Meinzer also argues that the department refused to grant her a continuance for a hearing that was originally scheduled for October 5, 1998. But the record shows that the hearing before the reemployment insurance judge was held on November 3, 1998. A reemployment insurance hearing may be rescheduled only once except in the case of an emergency. Minn. R. 3310.2908 (1997). Here, Meinzer's hearing was rescheduled once and Meinzer has not claimed that any emergency existed that would have required the reemployment insurance judge to grant a second continuance.
Next, Meinzer argues that her claim was prejudiced because her counsel was unable to hear the witnesses and the judge on several occasions due to problems with the telephone link between Virginia and St. Paul. An examination of the record, however, shows that while counsel for Meinzer had to ask, on several occasions, that those present at the hearing repeat themselves, her responses indicate that she was able to hear the testimony. Meinzer also argues that the judge did not hear an offer of proof that her counsel made and thus ruled the evidence irrelevant. But the record shows that Meinzer's counsel moved on, without making an offer of proof, after the judge made her evidentiary ruling. Therefore, she cannot raise the issue now. See Estate of Hartz v. Nelson, 437 N.W.2d 749, 752 (Minn. App. 1989) (stating that party who objects to exclusion of evidence must make offer of proof so that reviewing court may rule on admissibility of excluded evidence), review denied (Minn. July 12, 1989).
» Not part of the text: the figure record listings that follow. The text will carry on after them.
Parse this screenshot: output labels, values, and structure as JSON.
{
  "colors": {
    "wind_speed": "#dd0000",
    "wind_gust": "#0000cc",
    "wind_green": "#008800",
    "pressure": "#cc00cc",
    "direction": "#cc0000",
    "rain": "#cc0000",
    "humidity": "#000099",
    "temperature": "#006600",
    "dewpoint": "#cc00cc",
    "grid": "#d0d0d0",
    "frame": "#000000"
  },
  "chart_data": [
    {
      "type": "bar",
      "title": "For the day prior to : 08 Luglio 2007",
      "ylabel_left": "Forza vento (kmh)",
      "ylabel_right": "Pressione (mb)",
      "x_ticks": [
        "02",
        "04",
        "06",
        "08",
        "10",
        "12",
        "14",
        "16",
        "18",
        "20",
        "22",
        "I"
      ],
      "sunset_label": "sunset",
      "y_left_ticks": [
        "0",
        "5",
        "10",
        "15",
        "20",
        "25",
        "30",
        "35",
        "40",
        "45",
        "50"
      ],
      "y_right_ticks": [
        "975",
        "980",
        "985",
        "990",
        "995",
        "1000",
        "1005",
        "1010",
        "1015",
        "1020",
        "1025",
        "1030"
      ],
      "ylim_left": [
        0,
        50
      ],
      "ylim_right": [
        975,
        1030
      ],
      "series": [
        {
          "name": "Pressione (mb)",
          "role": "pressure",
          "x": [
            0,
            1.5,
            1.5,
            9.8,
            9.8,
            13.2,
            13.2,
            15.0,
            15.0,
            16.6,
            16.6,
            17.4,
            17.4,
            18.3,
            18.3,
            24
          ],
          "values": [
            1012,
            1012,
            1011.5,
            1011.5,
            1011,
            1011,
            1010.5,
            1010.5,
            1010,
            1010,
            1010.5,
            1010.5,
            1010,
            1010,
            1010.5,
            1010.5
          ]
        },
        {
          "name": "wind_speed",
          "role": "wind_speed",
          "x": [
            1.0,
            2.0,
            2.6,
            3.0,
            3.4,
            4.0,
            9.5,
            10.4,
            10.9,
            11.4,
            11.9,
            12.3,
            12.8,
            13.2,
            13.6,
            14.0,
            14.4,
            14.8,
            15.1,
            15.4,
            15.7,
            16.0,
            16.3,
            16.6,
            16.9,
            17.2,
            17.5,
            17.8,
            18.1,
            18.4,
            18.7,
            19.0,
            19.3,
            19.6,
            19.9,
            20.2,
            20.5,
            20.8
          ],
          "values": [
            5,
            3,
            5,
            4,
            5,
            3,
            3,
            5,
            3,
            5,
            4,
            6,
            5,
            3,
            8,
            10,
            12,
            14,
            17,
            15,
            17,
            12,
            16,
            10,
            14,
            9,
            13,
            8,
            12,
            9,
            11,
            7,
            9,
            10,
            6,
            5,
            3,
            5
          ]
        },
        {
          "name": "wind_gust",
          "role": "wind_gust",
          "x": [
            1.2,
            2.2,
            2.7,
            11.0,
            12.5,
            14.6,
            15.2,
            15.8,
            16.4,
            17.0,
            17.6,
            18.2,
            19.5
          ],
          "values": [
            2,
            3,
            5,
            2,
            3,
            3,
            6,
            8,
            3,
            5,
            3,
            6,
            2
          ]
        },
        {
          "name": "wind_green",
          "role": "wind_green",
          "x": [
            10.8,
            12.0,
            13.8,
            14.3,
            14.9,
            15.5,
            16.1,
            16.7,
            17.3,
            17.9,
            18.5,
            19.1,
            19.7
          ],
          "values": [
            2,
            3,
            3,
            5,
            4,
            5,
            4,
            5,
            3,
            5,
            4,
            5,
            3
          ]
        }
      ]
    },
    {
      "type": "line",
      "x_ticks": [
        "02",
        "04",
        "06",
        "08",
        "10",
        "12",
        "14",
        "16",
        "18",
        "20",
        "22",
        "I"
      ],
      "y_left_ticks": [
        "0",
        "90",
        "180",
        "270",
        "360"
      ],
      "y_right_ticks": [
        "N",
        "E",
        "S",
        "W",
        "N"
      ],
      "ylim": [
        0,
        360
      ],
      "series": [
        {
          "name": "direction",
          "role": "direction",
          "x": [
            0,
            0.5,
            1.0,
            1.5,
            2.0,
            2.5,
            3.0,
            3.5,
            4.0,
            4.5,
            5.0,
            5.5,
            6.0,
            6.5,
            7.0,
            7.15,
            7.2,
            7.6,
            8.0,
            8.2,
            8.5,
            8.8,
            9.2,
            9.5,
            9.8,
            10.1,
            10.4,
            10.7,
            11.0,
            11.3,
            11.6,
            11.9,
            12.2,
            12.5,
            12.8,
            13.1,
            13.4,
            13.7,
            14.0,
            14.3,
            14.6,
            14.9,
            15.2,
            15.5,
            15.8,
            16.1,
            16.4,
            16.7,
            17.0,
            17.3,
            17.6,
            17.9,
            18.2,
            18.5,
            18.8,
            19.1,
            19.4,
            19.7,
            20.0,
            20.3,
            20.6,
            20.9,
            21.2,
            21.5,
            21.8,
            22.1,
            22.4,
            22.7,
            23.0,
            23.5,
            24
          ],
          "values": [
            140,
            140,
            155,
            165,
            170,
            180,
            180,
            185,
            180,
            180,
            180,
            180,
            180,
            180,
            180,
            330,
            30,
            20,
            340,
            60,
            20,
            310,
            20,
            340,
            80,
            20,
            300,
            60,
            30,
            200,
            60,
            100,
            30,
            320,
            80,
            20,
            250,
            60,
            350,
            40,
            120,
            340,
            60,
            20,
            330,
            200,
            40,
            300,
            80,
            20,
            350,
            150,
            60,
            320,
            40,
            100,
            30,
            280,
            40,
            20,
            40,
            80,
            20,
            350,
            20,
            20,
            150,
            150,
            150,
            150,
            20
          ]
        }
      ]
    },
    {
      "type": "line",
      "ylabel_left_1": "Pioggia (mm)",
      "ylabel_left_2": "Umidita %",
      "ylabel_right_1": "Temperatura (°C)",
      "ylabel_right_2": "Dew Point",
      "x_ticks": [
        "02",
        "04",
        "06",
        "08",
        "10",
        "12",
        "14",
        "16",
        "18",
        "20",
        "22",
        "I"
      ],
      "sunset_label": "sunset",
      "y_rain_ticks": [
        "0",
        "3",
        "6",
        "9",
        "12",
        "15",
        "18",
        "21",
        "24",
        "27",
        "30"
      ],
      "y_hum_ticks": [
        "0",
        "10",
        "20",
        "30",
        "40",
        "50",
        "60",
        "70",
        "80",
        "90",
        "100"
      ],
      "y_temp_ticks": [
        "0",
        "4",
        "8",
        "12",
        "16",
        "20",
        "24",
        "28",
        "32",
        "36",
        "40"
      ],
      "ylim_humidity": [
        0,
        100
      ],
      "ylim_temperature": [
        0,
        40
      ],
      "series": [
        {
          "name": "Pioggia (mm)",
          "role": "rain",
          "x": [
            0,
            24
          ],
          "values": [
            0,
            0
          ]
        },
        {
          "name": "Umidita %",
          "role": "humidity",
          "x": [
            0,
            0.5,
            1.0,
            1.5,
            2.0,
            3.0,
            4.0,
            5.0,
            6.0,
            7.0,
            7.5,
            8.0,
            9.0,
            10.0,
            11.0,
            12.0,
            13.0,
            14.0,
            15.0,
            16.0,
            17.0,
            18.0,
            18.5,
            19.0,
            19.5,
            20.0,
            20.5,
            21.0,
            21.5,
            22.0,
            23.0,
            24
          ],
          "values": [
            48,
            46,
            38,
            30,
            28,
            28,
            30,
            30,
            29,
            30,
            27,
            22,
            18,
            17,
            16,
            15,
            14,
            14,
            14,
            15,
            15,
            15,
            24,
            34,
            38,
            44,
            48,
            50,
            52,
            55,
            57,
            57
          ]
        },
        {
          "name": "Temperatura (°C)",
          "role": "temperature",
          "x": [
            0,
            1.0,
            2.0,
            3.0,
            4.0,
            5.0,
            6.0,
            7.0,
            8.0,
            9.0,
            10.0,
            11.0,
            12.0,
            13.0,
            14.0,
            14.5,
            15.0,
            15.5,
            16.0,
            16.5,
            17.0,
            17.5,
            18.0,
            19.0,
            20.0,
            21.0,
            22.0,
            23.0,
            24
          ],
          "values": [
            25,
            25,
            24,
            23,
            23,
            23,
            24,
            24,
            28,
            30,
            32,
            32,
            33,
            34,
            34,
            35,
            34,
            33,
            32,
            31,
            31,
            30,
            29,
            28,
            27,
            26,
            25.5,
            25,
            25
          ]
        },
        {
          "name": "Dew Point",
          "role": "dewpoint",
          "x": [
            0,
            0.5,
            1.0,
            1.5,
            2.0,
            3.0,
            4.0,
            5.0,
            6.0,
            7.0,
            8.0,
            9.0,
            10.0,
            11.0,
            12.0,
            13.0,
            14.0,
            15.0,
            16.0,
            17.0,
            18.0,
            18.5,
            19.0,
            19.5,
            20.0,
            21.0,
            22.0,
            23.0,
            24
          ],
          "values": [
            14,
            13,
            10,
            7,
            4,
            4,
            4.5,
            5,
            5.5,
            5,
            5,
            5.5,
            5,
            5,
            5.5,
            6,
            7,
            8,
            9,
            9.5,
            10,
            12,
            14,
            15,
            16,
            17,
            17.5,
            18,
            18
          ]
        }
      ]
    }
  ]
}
Meinzer also claims that the judge wrongfully excluded evidence that, although Meinzer signed the acknowledgement stating she had read and understood the policy manual, she did not appreciate the significance of its contents and she may have signed the acknowledgment several days after reading it. Whether Meinzer understood the significance of the policies when she signed the acknowledgment or whether she signed the acknowledgment several days after reading it has no legal significance. Once Meinzer signed the form, she was responsible for following the policies and procedures in the manual.
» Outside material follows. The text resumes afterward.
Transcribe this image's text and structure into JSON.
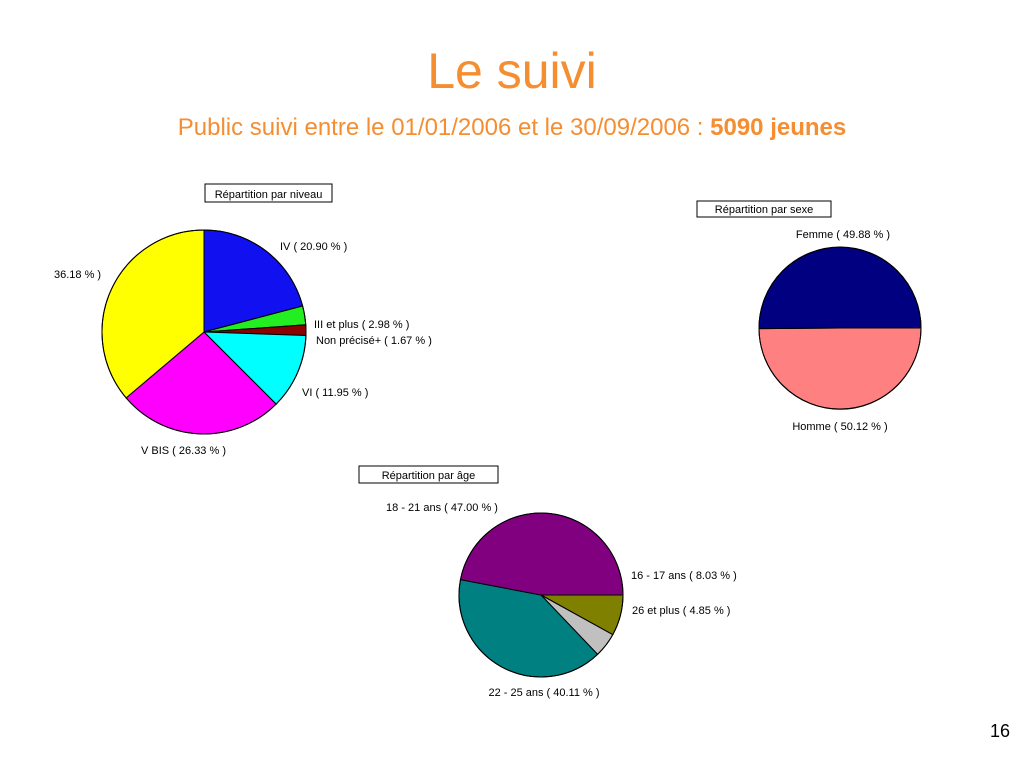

Finally, Meinzer argues that she was not able to develop fully the relevant facts regarding her improper training by a co-worker, who was later fired for stealing. See Minn. R. 3310.2921 (1997) (providing that reemployment judge shall ensure that relevant facts are clearly and fully developed). But even if a co-worker mistrained her, Meinzer was still responsible for knowing and following the company policies.
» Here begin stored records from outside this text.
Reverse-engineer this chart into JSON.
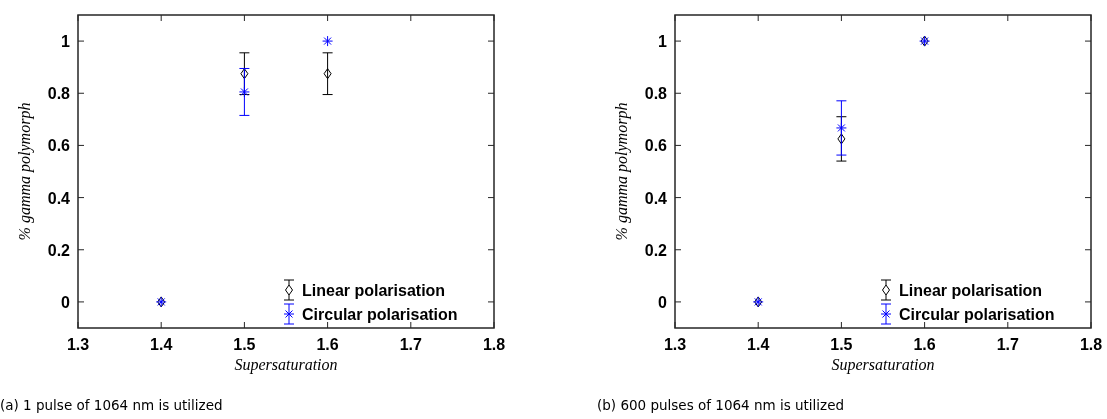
{
  "chart_data": [
    {
      "type": "scatter",
      "xlabel": "Supersaturation",
      "ylabel": "% gamma polymorph",
      "x": [
        1.4,
        1.5,
        1.6
      ],
      "xlim": [
        1.3,
        1.8
      ],
      "xticks": [
        1.3,
        1.4,
        1.5,
        1.6,
        1.7,
        1.8
      ],
      "ylim": [
        -0.1,
        1.1
      ],
      "yticks": [
        0,
        0.2,
        0.4,
        0.6,
        0.8,
        1
      ],
      "legend": "bottom right",
      "annotations": [
        "(a) 1 pulse of 1064 nm is utilized"
      ],
      "series": [
        {
          "name": "Linear polarisation",
          "color": "#000000",
          "marker": "diamond",
          "values": [
            0,
            0.875,
            0.875
          ],
          "errors": [
            null,
            0.08,
            0.08
          ]
        },
        {
          "name": "Circular polarisation",
          "color": "#0000ff",
          "marker": "cross",
          "values": [
            0,
            0.805,
            1.0
          ],
          "errors": [
            null,
            0.09,
            null
          ]
        }
      ]
    },
    {
      "type": "scatter",
      "xlabel": "Supersaturation",
      "ylabel": "% gamma polymorph",
      "x": [
        1.4,
        1.5,
        1.6
      ],
      "xlim": [
        1.3,
        1.8
      ],
      "xticks": [
        1.3,
        1.4,
        1.5,
        1.6,
        1.7,
        1.8
      ],
      "ylim": [
        -0.1,
        1.1
      ],
      "yticks": [
        0,
        0.2,
        0.4,
        0.6,
        0.8,
        1
      ],
      "legend": "bottom right",
      "annotations": [
        "(b) 600 pulses of 1064 nm is utilized"
      ],
      "series": [
        {
          "name": "Linear polarisation",
          "color": "#000000",
          "marker": "diamond",
          "values": [
            0,
            0.625,
            1.0
          ],
          "errors": [
            null,
            0.085,
            null
          ]
        },
        {
          "name": "Circular polarisation",
          "color": "#0000ff",
          "marker": "cross",
          "values": [
            0,
            0.667,
            1.0
          ],
          "errors": [
            null,
            0.104,
            null
          ]
        }
      ]
    }
  ]
}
Meinzer argues that her employer failed to prove she engaged in misconduct as defined by statute. Instead, she argues that she simply misunderstood workplace procedures, citing Tuckerman Optical Corp. v. Thoeny, 407 N.W.2d 491, 493 (Minn. App. 1987) (stating good-faith misunderstanding of employer's rules or policies does not constitute misconduct). See also Minn. Stat. § 268.095, subd. 6(3) (1998) (providing that inefficiency and inadvertence are not misconduct). But in Tuckerman, the court concluded that there was substantial evidence in the record to support the representative's finding that respondent acted innocently and had no intent to harm her employer. 407 N.W.2d at 494. Here, there is no such substantial evidence tending to support Meinzer's argument that she acted innocently. We conclude that Meinzer's employer proved misconduct by a preponderance of the evidence and that the evidence reasonably supports the findings of the commissioner's representative that Meinzer's actions were intentional and not in the interest of her employer.
[*] Retired judge of the Minnesota Court of Appeals, serving by appointment pursuant to Minn. Const. art. VI, § 10.
 Renumbered from Minn. Stat. § 268.09, subd. 12(3) (1996). 1998 Minn. Laws ch. 265, § 45.